There were 182 households, of which 33.5% had children under the age of 18 living with them, 45.6% were married couples living together, 13.2% had a female householder with no husband present, 4.4% had a male householder with no wife present, and 36.8% were non-families. 29.1% of all households were made up of individuals, and 10.4% had someone living alone who was 65 years of age or older. The average household size was 2.51 and the average family size was 3.10.

The median age in the village was 39.7 years. 26.9% of residents were under the age of 18; 7.5% were between the ages of 18 and 24; 22.8% were from 25 to 44; 27.7% were from 45 to 64; and 15.3% were 65 years of age or older. The gender makeup of the village was 51.2% male and 48.8% female.

===2000 census===
As of the census of 2000, there were 453 people, 176 households, and 121 families living in the village. The population density was 931.2 PD/sqmi. There were 204 housing units at an average density of 419.4 /sqmi. The racial makeup of the village was 100.00% White.

There were 176 households, out of which 34.7% had children under the age of 18 living with them, 52.8% were married couples living together, 10.2% had a female householder with no husband present, and 30.7% were non-families. 26.7% of all households were made up of individuals, and 11.4% had someone living alone who was 65 years of age or older.
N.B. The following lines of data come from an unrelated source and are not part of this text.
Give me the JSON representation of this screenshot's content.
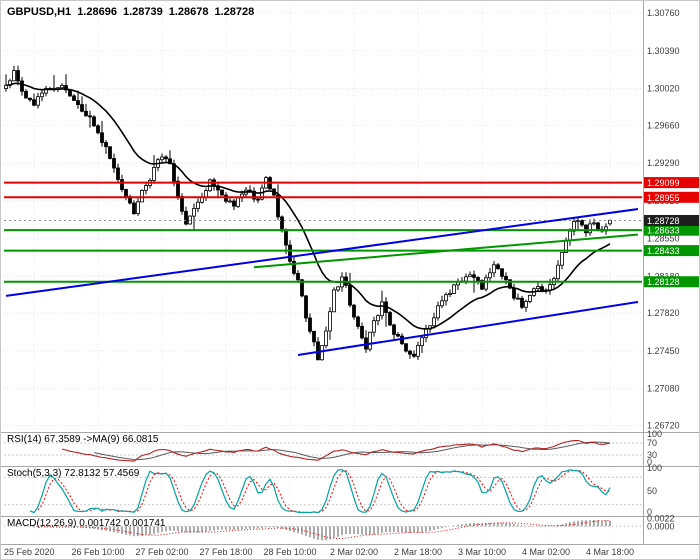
{
  "header": {
    "symbol": "GBPUSD,H1",
    "open": "1.28696",
    "high": "1.28739",
    "low": "1.28678",
    "close": "1.28728"
  },
  "colors": {
    "background": "#ffffff",
    "grid": "#e4e4e4",
    "candle_up_fill": "#ffffff",
    "candle_down_fill": "#000000",
    "candle_outline": "#000000",
    "current_price_tag": "#1f1f1f",
    "resistance": "#e60000",
    "support": "#009600",
    "channel": "#0000e6",
    "axis_text": "#3c3c3c"
  },
  "chart_data": [
    {
      "panel": "main",
      "type": "candlestick",
      "title": "GBPUSD,H1",
      "symbol": "GBPUSD",
      "timeframe": "H1",
      "current_bar": {
        "open": 1.28696,
        "high": 1.28739,
        "low": 1.28678,
        "close": 1.28728
      },
      "current_price": 1.28728,
      "ylim": [
        1.2672,
        1.3076
      ],
      "y_ticks": [
        1.3076,
        1.3039,
        1.3002,
        1.2966,
        1.2929,
        1.2892,
        1.2855,
        1.2818,
        1.2782,
        1.2745,
        1.2708,
        1.2672
      ],
      "x_tick_labels": [
        "25 Feb 2020",
        "26 Feb 10:00",
        "27 Feb 02:00",
        "27 Feb 18:00",
        "28 Feb 10:00",
        "2 Mar 02:00",
        "2 Mar 18:00",
        "3 Mar 10:00",
        "4 Mar 02:00",
        "4 Mar 18:00"
      ],
      "levels": [
        {
          "price": 1.29099,
          "role": "resistance",
          "color": "#e60000"
        },
        {
          "price": 1.28955,
          "role": "resistance",
          "color": "#e60000"
        },
        {
          "price": 1.28633,
          "role": "support",
          "color": "#009600"
        },
        {
          "price": 1.28433,
          "role": "support",
          "color": "#009600"
        },
        {
          "price": 1.28128,
          "role": "support",
          "color": "#009600"
        }
      ],
      "trend_lines": [
        {
          "name": "ascending-channel-upper",
          "from_index": 0,
          "from_price": 1.2799,
          "to_index": 158,
          "to_price": 1.2884,
          "color": "#0000e6"
        },
        {
          "name": "ascending-channel-lower",
          "from_index": 73,
          "from_price": 1.2741,
          "to_index": 158,
          "to_price": 1.2793,
          "color": "#0000e6"
        },
        {
          "name": "green-trendline",
          "from_index": 62,
          "from_price": 1.2827,
          "to_index": 158,
          "to_price": 1.2859,
          "color": "#009600"
        }
      ],
      "ma": {
        "period": 20,
        "color": "#000000"
      },
      "candles": {
        "count": 152,
        "close_path_anchors": [
          [
            0,
            1.3002
          ],
          [
            2,
            1.3018
          ],
          [
            4,
            1.2996
          ],
          [
            7,
            1.2988
          ],
          [
            10,
            1.3
          ],
          [
            13,
            1.3006
          ],
          [
            17,
            1.2992
          ],
          [
            21,
            1.2972
          ],
          [
            25,
            1.2946
          ],
          [
            28,
            1.2916
          ],
          [
            30,
            1.2896
          ],
          [
            32,
            1.2882
          ],
          [
            34,
            1.29
          ],
          [
            37,
            1.2922
          ],
          [
            39,
            1.2938
          ],
          [
            41,
            1.2925
          ],
          [
            43,
            1.2898
          ],
          [
            45,
            1.2868
          ],
          [
            48,
            1.289
          ],
          [
            51,
            1.2912
          ],
          [
            54,
            1.2898
          ],
          [
            57,
            1.2888
          ],
          [
            60,
            1.2902
          ],
          [
            63,
            1.2892
          ],
          [
            65,
            1.2914
          ],
          [
            67,
            1.2896
          ],
          [
            69,
            1.2862
          ],
          [
            71,
            1.2836
          ],
          [
            73,
            1.2812
          ],
          [
            75,
            1.278
          ],
          [
            77,
            1.2752
          ],
          [
            78,
            1.2738
          ],
          [
            80,
            1.2764
          ],
          [
            82,
            1.2802
          ],
          [
            84,
            1.282
          ],
          [
            86,
            1.2792
          ],
          [
            88,
            1.2768
          ],
          [
            90,
            1.275
          ],
          [
            92,
            1.2774
          ],
          [
            94,
            1.279
          ],
          [
            96,
            1.277
          ],
          [
            98,
            1.2758
          ],
          [
            100,
            1.2746
          ],
          [
            102,
            1.274
          ],
          [
            104,
            1.2758
          ],
          [
            107,
            1.278
          ],
          [
            110,
            1.2798
          ],
          [
            113,
            1.2814
          ],
          [
            116,
            1.2822
          ],
          [
            119,
            1.2808
          ],
          [
            122,
            1.2826
          ],
          [
            125,
            1.2816
          ],
          [
            127,
            1.2798
          ],
          [
            129,
            1.279
          ],
          [
            131,
            1.2798
          ],
          [
            133,
            1.2808
          ],
          [
            135,
            1.2802
          ],
          [
            137,
            1.2818
          ],
          [
            139,
            1.2842
          ],
          [
            141,
            1.2864
          ],
          [
            143,
            1.2874
          ],
          [
            145,
            1.2862
          ],
          [
            147,
            1.287
          ],
          [
            149,
            1.2864
          ],
          [
            151,
            1.28728
          ]
        ]
      }
    },
    {
      "panel": "indicator",
      "type": "line",
      "name": "RSI",
      "params": "RSI(14)",
      "value": 67.3589,
      "ma_params": "MA(9)",
      "ma_value": 66.0815,
      "header_text": "RSI(14) 67.3589 ->MA(9) 66.0815",
      "ylim": [
        0,
        100
      ],
      "y_ticks": [
        100,
        70,
        30,
        0
      ],
      "levels": [
        70,
        30
      ],
      "colors": {
        "main": "#b22222",
        "ma": "#5a5a5a"
      }
    },
    {
      "panel": "indicator",
      "type": "line",
      "name": "Stochastic",
      "params": "Stoch(5,3,3)",
      "k_value": 72.8132,
      "d_value": 57.4569,
      "header_text": "Stoch(5,3,3) 72.8132 57.4569",
      "ylim": [
        0,
        100
      ],
      "y_ticks": [
        100,
        50,
        0
      ],
      "levels": [
        80,
        20
      ],
      "colors": {
        "main": "#00a3a3",
        "signal": "#ff0000"
      }
    },
    {
      "panel": "indicator",
      "type": "histogram+line",
      "name": "MACD",
      "params": "MACD(12,26,9)",
      "macd_value": 0.001742,
      "signal_value": 0.001741,
      "header_text": "MACD(12,26,9) 0.001742 0.001741",
      "y_ticks": [
        0.0022,
        0
      ],
      "colors": {
        "hist": "#5a5a5a",
        "signal": "#ff0000"
      }
    }
  ]
}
The average household size was 2.57 and the average family size was 3.14.

In the village, the population was spread out, with 27.2% under the age of 18, 7.3% from 18 to 24, 31.1% from 25 to 44, 21.4% from 45 to 64, and 13.0% who were 65 years of age or older. The median age was 36 years. For every 100 females there were 85.7 males. For every 100 females age 18 and over, there were 89.7 males.

The median income for a household in the village was $27,813, and the median income for a family was $31,583. Males had a median income of $25,000 versus $17,361 for females. The per capita income for the village was $12,559. About 12.0% of families and 17.2% of the population were below the poverty line, including 26.6% of those under age 18 and 13.4% of those age 65 or over.

==Education==
Senecaville is within the Rolling Hills School District. Students attend Meadowbrook High School, Meadowbrook Middle School, Brook Intermediate and Secrest Elementary.